Rafe Mair, LL.B, LL.D (Hon) a B.C. MLA 1975 to 1981, was Minister of Environment from late 1978 through 1979. In 1981 he left politics for Talk Radio becoming recognized as one of B.C.'s pre-eminent journalists. An avid fly fisherman, he took a special interest in Atlantic salmon farms and private power projects as environmental calamities and became a powerful voice in opposition to them. Rafe is the co-founder of The Common Sense Canadian and writes a regular blog at


    Dave Nelson

    On your Hydro piece of Sunday 13 May, 2012 thank you. It has long been my opinion that Premier Campbell decided to turn BC Hydro away from public power when they were approached by Enron. Recently read “The Smartest Guys in the Room”, and found on the ‘net an Enron timeline from a BBC TV reporter. I believe it was Enron who provided Campbell with the idea to make BC Hydro buy private power at doble+ the market price, and to run up about 27 deferred deficit accounts, that while they can defer the expenses, if BC Hydro were made to pay them off in full like many British Columbians do with their credit card balances every month, the real truth of BC Hydro’s bankruptcy would be clear for all to see. I live alone with my cat in a Burnaby townhouse. My monthly BC Hydro bill has gone from 64 to 105 per month, in less than a year and a half. It went up when I got my SmartMeter. Soon, now the warm weather is here? I will be turning off my main breaker switch from 11pm to 11am, to stop hydro from coming into my home, and to stop the meter from recording usage. Soon there will not only be a need for conservation but a means test so end users can afford BC Hydro’s very necessary product. -30-


    I am pretty sure I read. The chemicals are 60% more toxic than said to be. Was this not the reason Europe was so angry at Harper. He gave them false statements of the toxicity, of the dirty oil.

    I watched a program on TV. I was horrified at the oil still left from the Valdez spill. There are huge globs of oil under rocks, and it still smells terrible, even after 22 years.

    All the pipe bursts in Alberta are obscene. The huge spill at Peace River…4.5 million liters. People were deathly ill from the smell. They had to euthanize wild life.

    There was also the Rainbow spill in Alberta, again wildlife had to be euthanized.
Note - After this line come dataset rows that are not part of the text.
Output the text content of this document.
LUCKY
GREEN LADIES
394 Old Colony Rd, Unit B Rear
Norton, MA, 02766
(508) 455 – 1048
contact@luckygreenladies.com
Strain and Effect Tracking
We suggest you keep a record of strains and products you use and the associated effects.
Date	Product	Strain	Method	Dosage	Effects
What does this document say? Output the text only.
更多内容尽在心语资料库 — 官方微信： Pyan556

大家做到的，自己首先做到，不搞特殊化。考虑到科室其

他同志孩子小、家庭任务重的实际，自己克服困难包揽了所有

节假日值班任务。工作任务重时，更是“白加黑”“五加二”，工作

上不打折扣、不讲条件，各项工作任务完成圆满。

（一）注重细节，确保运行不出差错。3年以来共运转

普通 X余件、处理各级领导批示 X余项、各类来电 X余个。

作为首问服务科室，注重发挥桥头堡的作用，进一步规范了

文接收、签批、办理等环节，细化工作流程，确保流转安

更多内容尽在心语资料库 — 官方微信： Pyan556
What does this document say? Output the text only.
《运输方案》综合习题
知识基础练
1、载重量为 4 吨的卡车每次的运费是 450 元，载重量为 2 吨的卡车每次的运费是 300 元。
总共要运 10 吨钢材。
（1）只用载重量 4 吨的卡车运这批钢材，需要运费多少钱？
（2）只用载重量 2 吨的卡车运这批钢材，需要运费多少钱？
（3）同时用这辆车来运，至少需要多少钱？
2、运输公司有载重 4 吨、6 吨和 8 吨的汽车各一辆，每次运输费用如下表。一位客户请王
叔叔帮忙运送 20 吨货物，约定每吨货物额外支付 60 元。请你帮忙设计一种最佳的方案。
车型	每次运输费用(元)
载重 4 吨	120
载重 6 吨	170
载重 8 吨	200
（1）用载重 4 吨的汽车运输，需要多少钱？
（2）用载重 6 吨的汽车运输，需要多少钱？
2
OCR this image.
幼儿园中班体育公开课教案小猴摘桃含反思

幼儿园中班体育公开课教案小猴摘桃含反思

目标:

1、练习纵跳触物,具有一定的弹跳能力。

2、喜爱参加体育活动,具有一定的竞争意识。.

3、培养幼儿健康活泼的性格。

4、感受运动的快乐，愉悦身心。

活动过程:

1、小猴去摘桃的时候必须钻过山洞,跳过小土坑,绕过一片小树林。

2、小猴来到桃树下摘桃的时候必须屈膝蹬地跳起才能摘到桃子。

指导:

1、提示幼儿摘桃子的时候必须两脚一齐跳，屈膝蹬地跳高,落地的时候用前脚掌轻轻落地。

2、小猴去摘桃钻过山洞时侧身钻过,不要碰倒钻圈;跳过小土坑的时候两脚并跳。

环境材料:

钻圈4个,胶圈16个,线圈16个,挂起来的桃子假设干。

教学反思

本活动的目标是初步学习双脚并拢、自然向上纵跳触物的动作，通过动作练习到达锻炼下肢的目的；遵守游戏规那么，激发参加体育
    Alberta has had horrendous pipeline bursts. And still, they want to inflict those atrocities onto the BC people. They certainly don’t care about the F.N. food sources being contaminated. Think of all their rivers, streams lands and the sea, that they could not longer depend on for food, to feed their family’s? That filthy toxic oil, will kill everything that comes in contact with it.

    No, we will fight the greed of Harper, and support the F.N. people.